Muslim Uighur, Konflik dan Kepedulian

Share:

Siapa Etnis Uighur

Warga Uighur adalah kelompok etnis minoritas yang sebagian besar beragama Islam, dan terutama berbasis di wilayah Xinjiang, di barat laut China.

Mereka cenderung memiliki lebih banyak kesamaan budaya dengan orang-orang di negara-negara Asia Tengah dibandingkan etnis Han di China. Bahasa mereka terkait dengan bahasa Turki dan juga memiliki kesamaan dengan bahasa Uzbek, Mongol, Kazakh, dan Kyrgyz.

Islam adalah bagian penting dari identitas mereka. Sebagian besar mempraktekkan bentuk moderat dari ajaran Sunni, dan beberapa meneladani aliran Sufi. Lebih dari itu, orang Uighur cenderung memiliki lebih banyak ciri fisik Mediterania dibandingkan karakteristik Han China.

Sensus penduduk China pada 2010 menempatkan jumlah penduduk Uighur, berada lebih dari 10 juta jiwa, yakni kurang dari 1 persen dari total populasi Negeri Tirai Bambu. Meski begitu, mereka adalah kelompok etnis terbesar di wilayah otonomi Xinjiang.

Wilayah Xinjiang

Xinjiang berada di bawah kekuasaan China sejak Abad ke-18. Wilayah ini mengalami periode kemandirian yang singkat di tahun 1940-an, tetapi Beijing kembali mendapat kontrol ketika Komunis mengambil alih kekuasaan pada 1949.

Xinjiang secara strategis penting bagi China, karena berbatasan dengan delapan negara, yakni Mongolia, Rusia, Kazakhstan, Kyrgyzstan, Tajikistan, Afghanistan, Pakistan, dan India. Hingga saat ini, penduduk Xinjiang didominasi oleh orang Uighur, tetapi masuknya etnis Han ke wilayah itu, kian memicu ketegangan di antara kedua kelompok.

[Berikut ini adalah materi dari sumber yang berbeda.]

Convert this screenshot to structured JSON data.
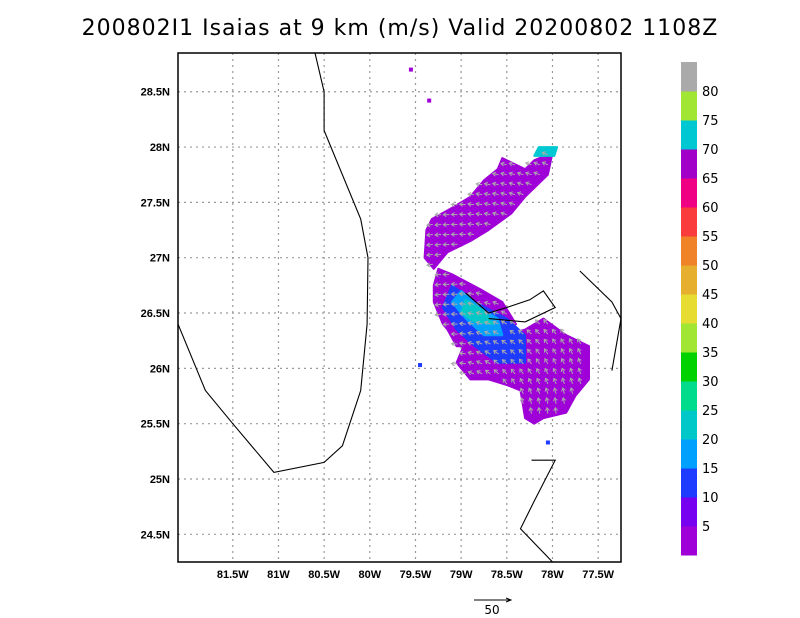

Xinjiang kaya akan sumber daya alam, dan ekonominya sebagian besar berputar di sekitar pertanian dan perdagangan. Kota-kotanya pernah menjadi titik penghentian utama di sepanjang Jalan Sutra yang terkenal di masa lampau.

Kenapa Terjadi Konflik

Terdapat beberapa hal mendasar sebagai penyebab konflik antara Beijing dengan etnis Uighur atau orang-orang Muslim Uighur yang berakar sejak dua abad lalu :

1. Pemeritah China Curiga Etnis Uighur Pemberontak

Nasib malang suku Uighur berawal saat perang dunia pecah. Saat itu warga Xinjiang, termasuk Uighur, berusaha bergabung dengan Soviet.

Namun, usaha mereka tak berhasil karena pasukan nasionalis kiriman Beijing akhirnya kembali memaksa warga Uighur bertahan dalam wilayah kedaulatan RRC pada 1949.
Sejak itu, warga Uighur dicap punya kecenderungan 'memberontak' oleh petinggi di Beijing. Kebijakan ekonomi China yang mengutamakan etnis Han makin memperburuk suasana.

2. Curiga Uighur Ingin Lepas dari RRC

Pemerintah China juga menaruh rasa curiga pada suku Uighur. Mereka dianggap ingin melepaskan diri dari RRC. Ditambah lagi muncul isu diskriminasi dari lembaga Human Right Watch yang mengatakan lebih dari 10 juta suku Uighur dipersulit untuk membuat paspor.
Jika warga Han dengan mudah melenggaang ke luar negeri, petugas imigrasi mewajibkan mereka menyerahkan puluhan dokumen serta wawancara untuk memeriksa ideologi politik mereka.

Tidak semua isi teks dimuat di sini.